Hayat devam ediyor aynı bilindik haliyle, sürekli tekrar eden eylemler silsilesinin oluşturduğu bir kısır döngü misali..
Soran eden olursa hiç düşünmeden “ iyiyim valla n’olsun. ” diyoruz. “İyiyim mi? N’olsun mu? Daha ne olsun ki aptal, gülmeyi unutmuşsun! O dudaklarındaki emanet tebessüm niye, kime?!” demiyoruz tabi iç sesi de susturmuşuz, iyi iyi güzel..
Arada da kendi kendimizi yokluyoruz “nasılım? iyiyim, hoşum..da sanki bir şey eksik gibi?? yok yea neyim eksik her şeyim tastamam, hımhım evet..”
Korkuları, yalanları, unutmak istenilenleri bir bir belleğimizin en ücra köşelerine gömüyoruz. Bir sürü mezar.. E tabi yine -mış gibi yapmaya devam..

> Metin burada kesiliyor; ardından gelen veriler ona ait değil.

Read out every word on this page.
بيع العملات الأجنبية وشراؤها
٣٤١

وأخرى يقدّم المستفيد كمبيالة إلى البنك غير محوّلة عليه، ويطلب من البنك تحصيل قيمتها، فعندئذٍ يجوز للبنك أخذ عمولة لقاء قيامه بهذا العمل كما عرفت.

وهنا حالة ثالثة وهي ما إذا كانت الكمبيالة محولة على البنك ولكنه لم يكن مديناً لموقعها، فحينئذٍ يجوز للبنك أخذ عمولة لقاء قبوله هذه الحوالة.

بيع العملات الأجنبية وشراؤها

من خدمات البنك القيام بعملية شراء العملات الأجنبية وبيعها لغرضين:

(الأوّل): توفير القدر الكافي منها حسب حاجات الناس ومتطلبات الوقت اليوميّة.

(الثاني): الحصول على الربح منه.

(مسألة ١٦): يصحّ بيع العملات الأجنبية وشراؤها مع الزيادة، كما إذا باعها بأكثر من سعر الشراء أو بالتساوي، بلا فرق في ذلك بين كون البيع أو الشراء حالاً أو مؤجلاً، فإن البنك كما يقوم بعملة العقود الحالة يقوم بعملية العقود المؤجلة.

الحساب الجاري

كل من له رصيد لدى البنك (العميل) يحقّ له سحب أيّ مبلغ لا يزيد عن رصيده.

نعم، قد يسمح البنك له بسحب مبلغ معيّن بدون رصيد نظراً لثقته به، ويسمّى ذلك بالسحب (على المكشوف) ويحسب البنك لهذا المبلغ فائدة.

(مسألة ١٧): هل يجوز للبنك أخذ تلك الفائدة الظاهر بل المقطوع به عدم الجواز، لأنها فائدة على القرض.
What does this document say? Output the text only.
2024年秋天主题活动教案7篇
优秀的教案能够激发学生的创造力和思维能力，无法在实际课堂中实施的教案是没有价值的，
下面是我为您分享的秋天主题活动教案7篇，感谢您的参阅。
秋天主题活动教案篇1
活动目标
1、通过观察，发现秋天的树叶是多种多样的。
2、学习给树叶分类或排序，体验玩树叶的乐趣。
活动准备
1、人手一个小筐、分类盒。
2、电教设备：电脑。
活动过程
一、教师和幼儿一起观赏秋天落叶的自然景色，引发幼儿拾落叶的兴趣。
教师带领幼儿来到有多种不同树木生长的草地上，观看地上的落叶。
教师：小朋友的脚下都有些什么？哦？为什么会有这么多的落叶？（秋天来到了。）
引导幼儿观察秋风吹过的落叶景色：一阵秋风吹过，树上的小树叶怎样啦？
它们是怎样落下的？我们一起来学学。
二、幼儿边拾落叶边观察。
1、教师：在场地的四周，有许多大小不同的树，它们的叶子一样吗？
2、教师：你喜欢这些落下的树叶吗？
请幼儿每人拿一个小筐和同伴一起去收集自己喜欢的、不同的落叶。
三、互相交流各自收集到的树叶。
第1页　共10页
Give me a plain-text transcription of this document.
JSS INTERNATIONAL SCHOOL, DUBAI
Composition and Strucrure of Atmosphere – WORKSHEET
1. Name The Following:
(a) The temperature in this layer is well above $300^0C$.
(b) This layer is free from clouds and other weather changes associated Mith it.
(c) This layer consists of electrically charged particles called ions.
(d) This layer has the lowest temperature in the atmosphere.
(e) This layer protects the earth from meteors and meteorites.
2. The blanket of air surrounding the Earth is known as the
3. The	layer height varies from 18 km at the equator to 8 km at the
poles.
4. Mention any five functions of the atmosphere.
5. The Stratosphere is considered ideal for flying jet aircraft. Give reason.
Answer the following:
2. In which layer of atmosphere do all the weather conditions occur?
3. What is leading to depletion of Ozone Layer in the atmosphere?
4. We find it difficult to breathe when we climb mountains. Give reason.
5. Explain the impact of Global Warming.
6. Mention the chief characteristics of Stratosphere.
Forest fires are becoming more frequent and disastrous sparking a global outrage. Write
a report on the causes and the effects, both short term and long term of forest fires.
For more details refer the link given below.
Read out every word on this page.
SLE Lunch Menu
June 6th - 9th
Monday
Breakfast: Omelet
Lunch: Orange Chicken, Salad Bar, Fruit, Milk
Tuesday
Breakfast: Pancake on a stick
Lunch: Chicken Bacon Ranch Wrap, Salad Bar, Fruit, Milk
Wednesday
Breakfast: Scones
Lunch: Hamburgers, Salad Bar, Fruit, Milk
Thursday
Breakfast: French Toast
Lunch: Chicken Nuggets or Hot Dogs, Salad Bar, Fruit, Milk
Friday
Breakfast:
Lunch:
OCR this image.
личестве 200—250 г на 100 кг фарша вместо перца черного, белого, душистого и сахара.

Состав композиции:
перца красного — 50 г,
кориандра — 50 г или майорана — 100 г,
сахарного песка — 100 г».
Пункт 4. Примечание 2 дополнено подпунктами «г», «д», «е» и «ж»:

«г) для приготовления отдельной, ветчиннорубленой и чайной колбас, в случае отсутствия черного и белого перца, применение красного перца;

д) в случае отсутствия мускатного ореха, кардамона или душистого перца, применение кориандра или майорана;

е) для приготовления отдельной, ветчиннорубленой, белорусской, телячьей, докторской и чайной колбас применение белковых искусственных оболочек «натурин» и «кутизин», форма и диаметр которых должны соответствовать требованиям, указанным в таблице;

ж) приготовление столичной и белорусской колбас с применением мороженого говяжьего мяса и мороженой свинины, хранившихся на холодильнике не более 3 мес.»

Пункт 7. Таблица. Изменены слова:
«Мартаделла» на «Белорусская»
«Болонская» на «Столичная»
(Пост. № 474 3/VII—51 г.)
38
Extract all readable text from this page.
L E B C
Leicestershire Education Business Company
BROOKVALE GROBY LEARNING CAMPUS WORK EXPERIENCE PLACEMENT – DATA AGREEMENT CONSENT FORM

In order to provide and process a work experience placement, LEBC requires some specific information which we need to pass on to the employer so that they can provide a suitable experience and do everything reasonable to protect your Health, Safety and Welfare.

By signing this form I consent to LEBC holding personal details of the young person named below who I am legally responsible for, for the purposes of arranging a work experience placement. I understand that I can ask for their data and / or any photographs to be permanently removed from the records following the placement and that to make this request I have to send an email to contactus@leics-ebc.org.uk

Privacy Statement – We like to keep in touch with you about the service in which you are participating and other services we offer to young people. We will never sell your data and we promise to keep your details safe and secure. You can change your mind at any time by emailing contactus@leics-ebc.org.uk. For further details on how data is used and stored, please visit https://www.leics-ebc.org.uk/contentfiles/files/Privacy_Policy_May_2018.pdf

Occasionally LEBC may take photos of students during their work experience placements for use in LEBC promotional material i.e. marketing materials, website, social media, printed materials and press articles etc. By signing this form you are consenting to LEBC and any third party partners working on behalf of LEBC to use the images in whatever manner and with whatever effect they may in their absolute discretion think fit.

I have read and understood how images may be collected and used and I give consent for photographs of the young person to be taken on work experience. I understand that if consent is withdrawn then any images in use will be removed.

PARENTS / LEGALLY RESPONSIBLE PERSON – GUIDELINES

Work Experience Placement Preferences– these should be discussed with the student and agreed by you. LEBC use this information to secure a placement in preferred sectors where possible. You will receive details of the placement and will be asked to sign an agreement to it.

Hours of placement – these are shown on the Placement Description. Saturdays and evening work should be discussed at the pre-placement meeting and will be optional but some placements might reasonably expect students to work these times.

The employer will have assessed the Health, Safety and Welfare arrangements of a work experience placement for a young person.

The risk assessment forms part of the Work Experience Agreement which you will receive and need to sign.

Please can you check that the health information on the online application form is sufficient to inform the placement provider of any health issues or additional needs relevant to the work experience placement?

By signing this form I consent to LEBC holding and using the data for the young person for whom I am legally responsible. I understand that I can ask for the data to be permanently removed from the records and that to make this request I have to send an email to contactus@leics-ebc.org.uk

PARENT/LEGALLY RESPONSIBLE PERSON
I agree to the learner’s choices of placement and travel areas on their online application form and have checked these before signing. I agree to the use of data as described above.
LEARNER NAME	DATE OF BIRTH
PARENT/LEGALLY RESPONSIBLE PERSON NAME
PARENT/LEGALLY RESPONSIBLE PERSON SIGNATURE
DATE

Günlerden bir gün, bir ses yahut bir koku, bir an işte öyle bir an ki hortlatıyor bütün diri diri gömdüklerimizi, bozuyor oyunumuzu. Ağlıyoruz da sanki, evet evet ağlıyoruz.. Ama hani iyiydik, hani üzülmek,ağlamak yoktu artık?? Bir anlığına oyun oynamayı bırakıp kalıyoruz öylece.. Bir şarkının sözleri geliyor aklımıza “ gözyaşlarımızı bitti mi sandın? ” . Bitmediğinin ve bitmeyeceğinin bilmem kaçıncı kez daha farkına varıyoruz. Sonra mı? Sonra susuyoruz. Yine bildiğimiz senaryo -mışmış da muşmuş gibi. Devam..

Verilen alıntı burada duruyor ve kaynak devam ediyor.